Sesuai dengan arahan Menteri Pertanian, Syahrul Yasin Limpo serta Surat Edaran Kepala Badan Karantina, pemeriksaan terhadap pemasukan hewan ternak terus diperketat menyusul maraknya wabah PMK.

Lutfie menyebut Karantina Pertanian Makassar saat ini terus berkoordinasi dengan seluruh instansi terkait guna mencegah masuknya PMK di Sulsel

“Alhamdulilah, sampai hari ini kami belum menemukan adanya PMK di Sulsel. Tidak adanya PMK justru membuat kami terus memperketat pemeriksaan agar PMK tetap nihil di Sulsel. Saat ini penutupan akses dilakukan hanya pada daerah terdampak PMK, yang tidak terdampak masih kami terbitkan sertifikatnya namun harus dipastikan bahwa hewan tersebut betul-betul sehat,” kata dia, Minggu (22/5/2022).

Ia pun mengimbau masyarakat tidak perlu panik karena pihaknya telah melakukan berbagai langkah mitigasi guna meminimalisasir risiko penyebaran PMK.
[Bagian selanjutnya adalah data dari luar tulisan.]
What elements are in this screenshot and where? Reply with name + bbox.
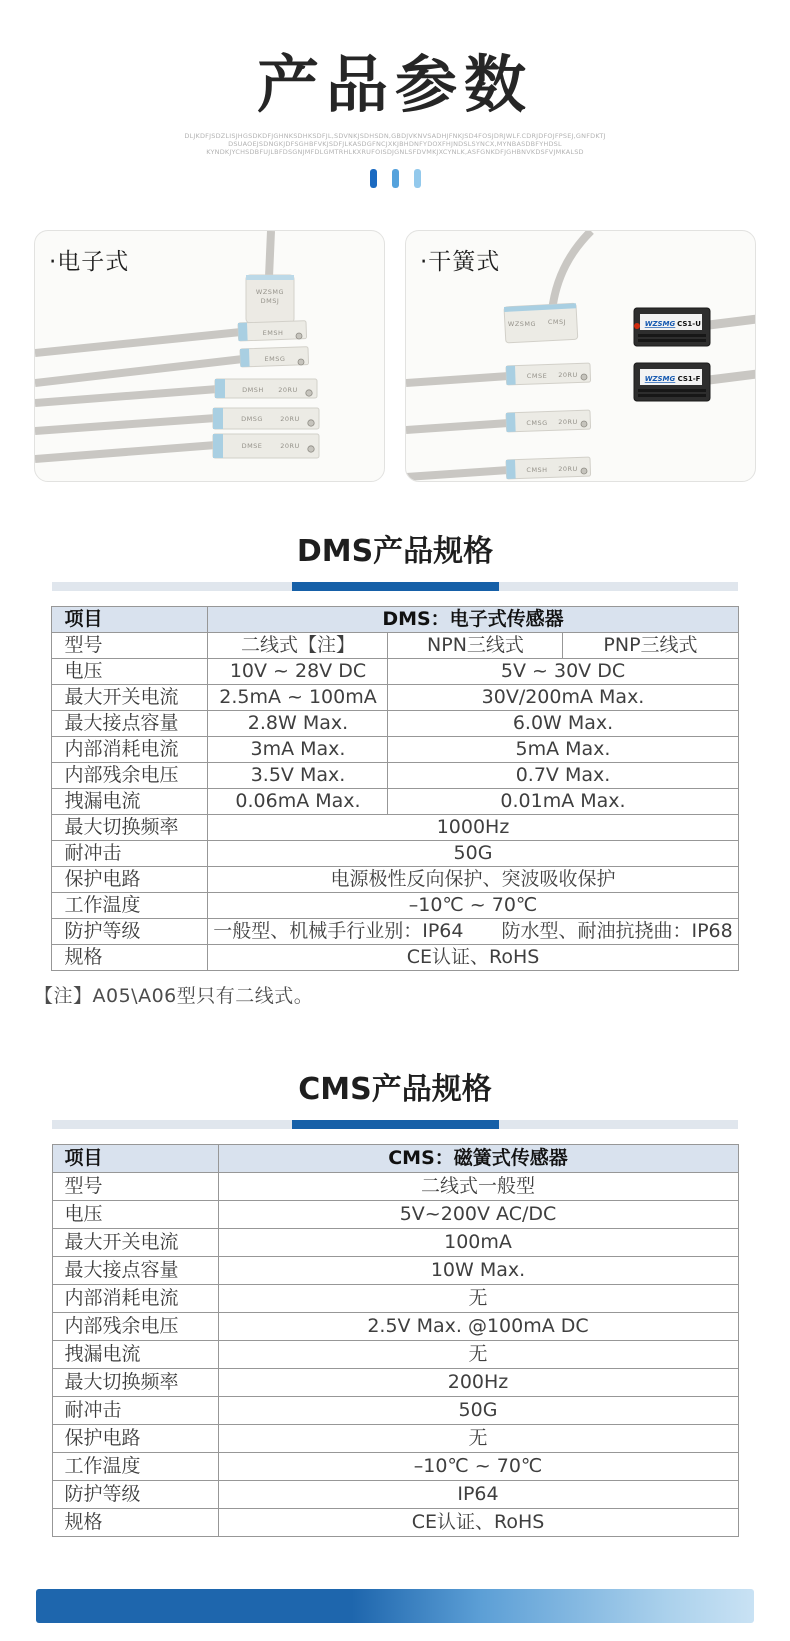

Koordinator Bidang Hewan BBKP Makassar, Sandra DW, menambahkan pengawasan, termasuk langkah-langkah mitigasi di Sulsel terus diperkuat, setelah munculnya PMK hewan ternak di Jawa Timur dan Aceh. Salah satunya berupa memperketat pengawasan di pintu pemasukan dan pintu pengeluaran.

Karantina Pertanian Makassar, kata dia, tidak menerbitkan sertifikat untuk pengiriman hewan ternak ke daerah wabah maupun daerah transit yang berkaitan. Begitu pula sebaliknya, hewan ternak yang hendak masuk ke Sulsel akan dipastikan kondisinya bebas penyakit.

“Pengawasan di pintu masuk kami pastikan dilakukan, ya harus sudah tersertifikasi dari daerah asal dan ada surat keterangan (sehat/bebas penyakit) dari daerah,” tuturnya.

Sandra mengimbuhkan mitigasi dan pengawasan patut diperkuat, apalagi menjelang momen Idul Adha. Pasalnya, lalu-lintas hewan ternak pastinya mengalami peningkatan seiring dengan peningkatan permintaan kebutuhan daging. Meski begitu, sejauh ini dipastikannya bahwa Sulsel masih aman dari PMK hewan ternak.